Beautiful Thing charts the growing affinity of shy, bullied Jamie and sporty Ste, both living on a south London council estate. Jamie’s mum Sandra works all hours in a pub to make ends meet, his father has long-since vanished. Ste lives with an alcoholic father and drug-dealing brother. When he is abused one night for burning the bubble and squeak, Sandra takes Ste in, warning that the only space for him to sleep is top-to-toe with Jamie.

From here burgeons a teenage romance like any other, nervous and hesitant. Yet it’s layered with further sensitivities; each boy struggling to accept his own sexuality and vulnerable to the prejudices of the outside world. Ted Reilly and Tristan Waterson as Jamie and Ste convincingly portray this awkwardness, their tentative relationship developing within the confines of schooldays and the council estate.

Harvey’s writing is still sharp and funny: as Jamie reads aloud to Ste from the pages of his mum’s Hello magazine, the pair discuss Sally from Coronation Street. In a later scene, progressing to the listings in a gay magazine, Jamie tells Ste with confidence that frottage is a kind of yoghurt.

Anisha Fields’s understated set cleverly creates a council estate with concrete barriers and coloured metal frames and there’s a London Road vibe in the choir representing the estate’s inhabitants, complete with hanging baskets and potted plants. The music that underlines the action is a mixed medley: Mama Cass from the counter-culture of the sixties, a throwback to more experimental times, and nineties reminiscences in the soundtrack and a choral rendition of Nirvana’s “Smells Like Teen Spirit”.

There’s little opportunity for the boys to escape; when they opt for the supposed anonymity of a gay bar, word spreads quickly.
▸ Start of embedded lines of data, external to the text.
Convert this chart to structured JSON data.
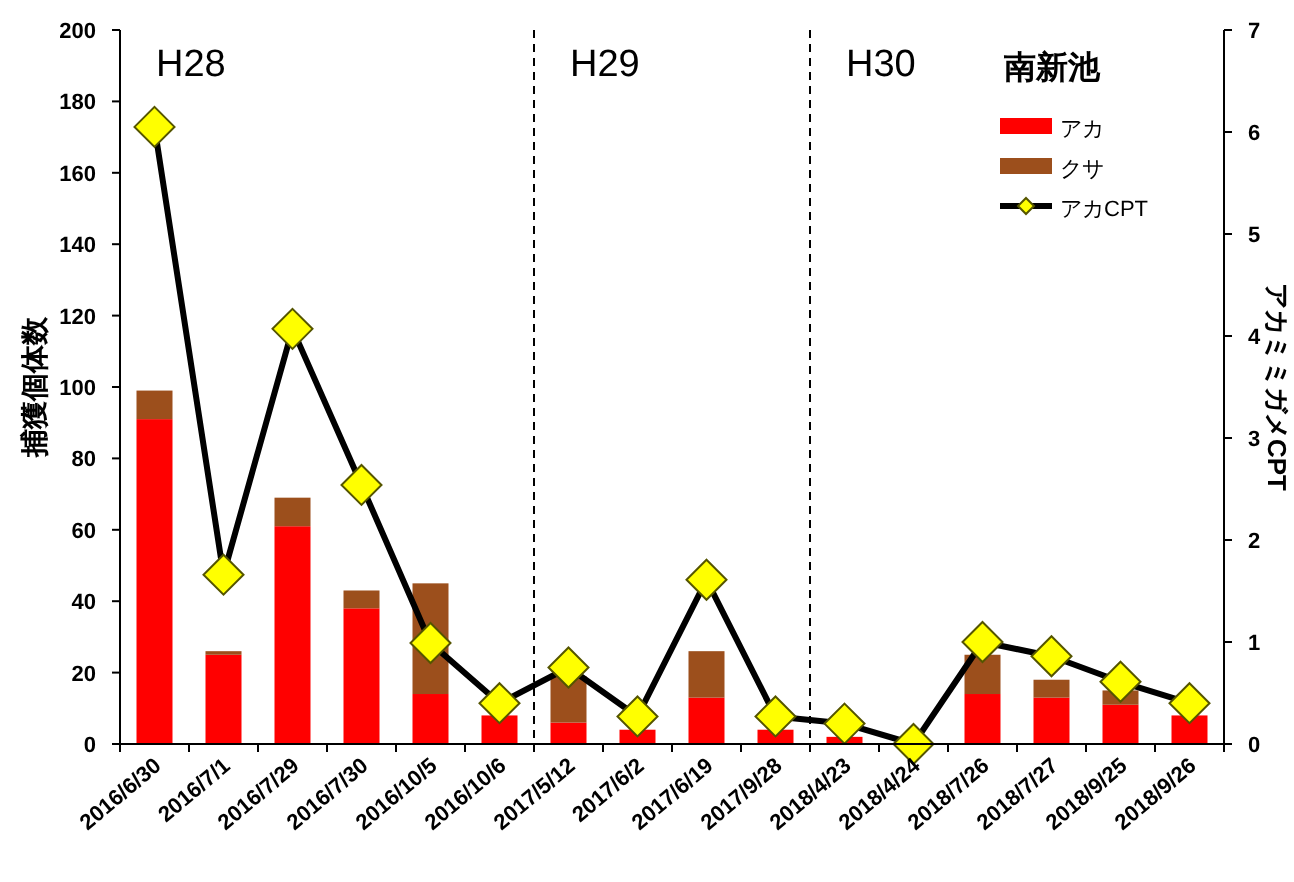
{
  "chart_data": {
    "type": "bar",
    "stacked": true,
    "legend_title": "南新池",
    "ylabel": "捕獲個体数",
    "y2label": "アカミミガメCPT",
    "categories": [
      "2016/6/30",
      "2016/7/1",
      "2016/7/29",
      "2016/7/30",
      "2016/10/5",
      "2016/10/6",
      "2017/5/12",
      "2017/6/2",
      "2017/6/19",
      "2017/9/28",
      "2018/4/23",
      "2018/4/24",
      "2018/7/26",
      "2018/7/27",
      "2018/9/25",
      "2018/9/26"
    ],
    "series": [
      {
        "name": "アカ",
        "color": "#ff0000",
        "values": [
          91,
          25,
          61,
          38,
          14,
          8,
          6,
          4,
          13,
          4,
          2,
          0,
          14,
          13,
          11,
          8
        ]
      },
      {
        "name": "クサ",
        "color": "#9c4f1c",
        "values": [
          8,
          1,
          8,
          5,
          31,
          null,
          13,
          null,
          13,
          null,
          0,
          0,
          11,
          5,
          4,
          0
        ]
      },
      {
        "name": "アカCPT",
        "type": "line",
        "axis": "y2",
        "color": "#000000",
        "marker": "diamond",
        "values": [
          6.05,
          1.66,
          4.07,
          2.54,
          0.99,
          0.4,
          0.75,
          0.27,
          1.61,
          0.27,
          0.2,
          0.0,
          1.0,
          0.86,
          0.61,
          0.4
        ]
      }
    ],
    "ylim": [
      0,
      200
    ],
    "yticks": [
      0,
      20,
      40,
      60,
      80,
      100,
      120,
      140,
      160,
      180,
      200
    ],
    "y2lim": [
      0,
      7
    ],
    "y2ticks": [
      0,
      1,
      2,
      3,
      4,
      5,
      6,
      7
    ],
    "annotations": [
      "H28",
      "H29",
      "H30"
    ],
    "grid": false,
    "legend": "top right"
  }
}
As in A View from the Bridge, Tweddle’s debut for the Tobacco Factory, the principal characters find themselves bound by strictures of class and community.

Yet support is found in unexpected places; from mouthy, trouble-making Leah, played with spirit by Amy-Leigh Hickman, from Sandra’s pseudo-hippy boyfriend Tony (Finn Hanlon) and eventually from spiky, battle-hardened Sandra (a wonderfully feisty Phoebe Thomas) herself. There’s more than one sort of love on display and the bond between mother and son that endures despite their fighting is poignantly reaffirmed.

Although its ending feels over-sweet and under-powered, this is an endearing revival and sentimental backwards glance that will resonate with anybody who grew up in the nineties. It may lack the cutting edge of Beautiful Thing’s original breakthrough but succeeds on the level of tenderly capturing the precious volatility of a first love that strives for acceptance against society’s prejudice.